Sometimes an easel with brushes, just in time to catch your eye, can really spur you on to paint, which you haven’t done for years. Or it can just plunge you into despondency: no trace of inspiration left, life is passing you by, and you’re not the same person anymore.
You’ll feel the same way when you catch a glimpse of the dozens of medals you won in teenage rhythmic gymnastics competitions – you’ve quit rhythmic gymnastics altogether. It’s best to remove from your field of vision objects that tell you that you’ve failed to achieve something.
9. TOO BRIGHT COLOURS
Psychologists call it ‘sensory overstimulation’ – when your eyes get tired of intrusive shades and garish colours. So think twice before specifying a bright azure colour for your kitchen.

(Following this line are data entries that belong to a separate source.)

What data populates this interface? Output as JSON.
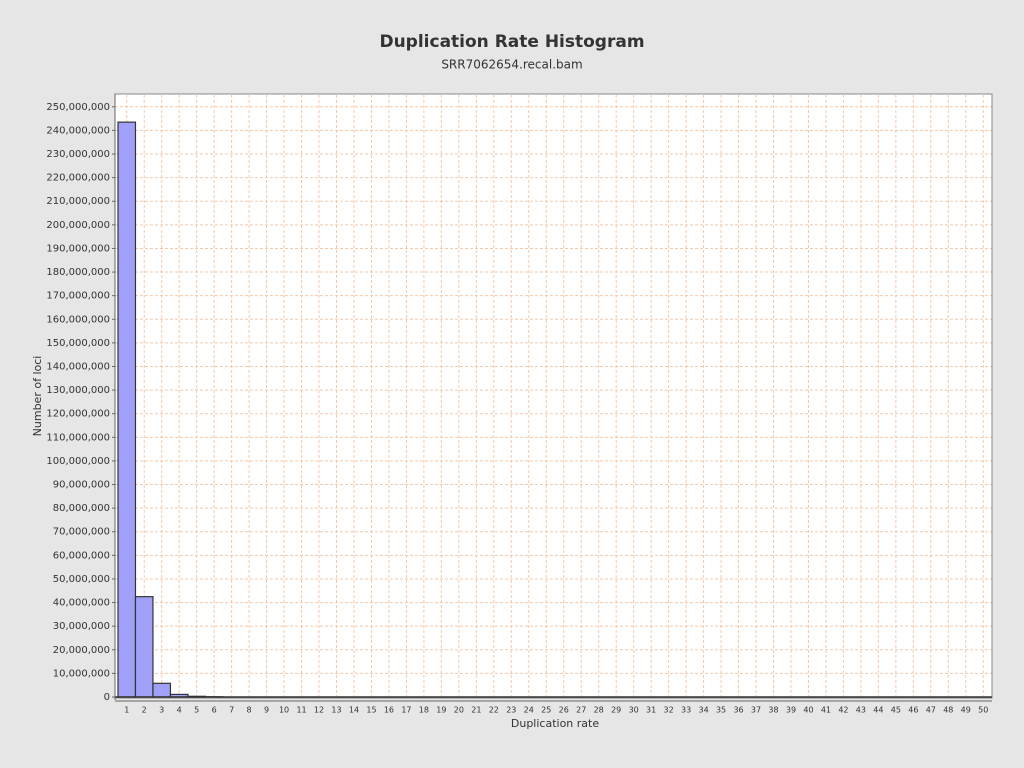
{
  "chart_data": {
    "type": "bar",
    "title": "Duplication Rate Histogram",
    "subtitle": "SRR7062654.recal.bam",
    "x_label": "Duplication rate",
    "y_label": "Number of loci",
    "categories": [
      "1",
      "2",
      "3",
      "4",
      "5",
      "6",
      "7",
      "8",
      "9",
      "10",
      "11",
      "12",
      "13",
      "14",
      "15",
      "16",
      "17",
      "18",
      "19",
      "20",
      "21",
      "22",
      "23",
      "24",
      "25",
      "26",
      "27",
      "28",
      "29",
      "30",
      "31",
      "32",
      "33",
      "34",
      "35",
      "36",
      "37",
      "38",
      "39",
      "40",
      "41",
      "42",
      "43",
      "44",
      "45",
      "46",
      "47",
      "48",
      "49",
      "50"
    ],
    "values": [
      243500000,
      42500000,
      5800000,
      1100000,
      300000,
      100000,
      0,
      0,
      0,
      0,
      0,
      0,
      0,
      0,
      0,
      0,
      0,
      0,
      0,
      0,
      0,
      0,
      0,
      0,
      0,
      0,
      0,
      0,
      0,
      0,
      0,
      0,
      0,
      0,
      0,
      0,
      0,
      0,
      0,
      0,
      0,
      0,
      0,
      0,
      0,
      0,
      0,
      0,
      0,
      0
    ],
    "color": "#a0a0f8",
    "ylim": [
      0,
      255000000
    ],
    "yticks": [
      0,
      {
        "value": 10000000,
        "label": "10,000,000"
      },
      {
        "value": 20000000,
        "label": "20,000,000"
      },
      {
        "value": 30000000,
        "label": "30,000,000"
      },
      {
        "value": 40000000,
        "label": "40,000,000"
      },
      {
        "value": 50000000,
        "label": "50,000,000"
      },
      {
        "value": 60000000,
        "label": "60,000,000"
      },
      {
        "value": 70000000,
        "label": "70,000,000"
      },
      {
        "value": 80000000,
        "label": "80,000,000"
      },
      {
        "value": 90000000,
        "label": "90,000,000"
      },
      {
        "value": 100000000,
        "label": "100,000,000"
      },
      {
        "value": 110000000,
        "label": "110,000,000"
      },
      {
        "value": 120000000,
        "label": "120,000,000"
      },
      {
        "value": 130000000,
        "label": "130,000,000"
      },
      {
        "value": 140000000,
        "label": "140,000,000"
      },
      {
        "value": 150000000,
        "label": "150,000,000"
      },
      {
        "value": 160000000,
        "label": "160,000,000"
      },
      {
        "value": 170000000,
        "label": "170,000,000"
      },
      {
        "value": 180000000,
        "label": "180,000,000"
      },
      {
        "value": 190000000,
        "label": "190,000,000"
      },
      {
        "value": 200000000,
        "label": "200,000,000"
      },
      {
        "value": 210000000,
        "label": "210,000,000"
      },
      {
        "value": 220000000,
        "label": "220,000,000"
      },
      {
        "value": 230000000,
        "label": "230,000,000"
      },
      {
        "value": 240000000,
        "label": "240,000,000"
      },
      {
        "value": 250000000,
        "label": "250,000,000"
      }
    ],
    "grid": true
  }
}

Let the base – walls, floor, furniture – be of calm colours, beige, white, gray. And you can experiment with textiles – add bright curtains, an accent carpet, interesting napkins and towels. And when they’re boring, you can swap them out. Also, be careful with the black and red colour scheme, as being in such a space all the time will make you feel depressed and anxious.
10. LOTS OF MIRRORS
Even if you adore hanging out in front of a mirror, one in the bedroom, hallway and bathroom is enough. Psychologists say that our reflection is always an eye-catcher and attracts attention. An abundance of such distractions can provoke fatigue and neurosis.
11. CLUTTERED FURNITURE
Here we go again with minimalism. It’s best if you don’t have a lot of cabinets, shelves, shoes, tables, and chairs in your flat – especially if you don’t have a lot of living space. The flat should be spacious and easy to move around – if you’re constantly walking around a wardrobe or bumping into a corner of a sofa, your psyche won’t thank you, and your brain will feel frantic production of cortisol, a hormone of stress and aggression.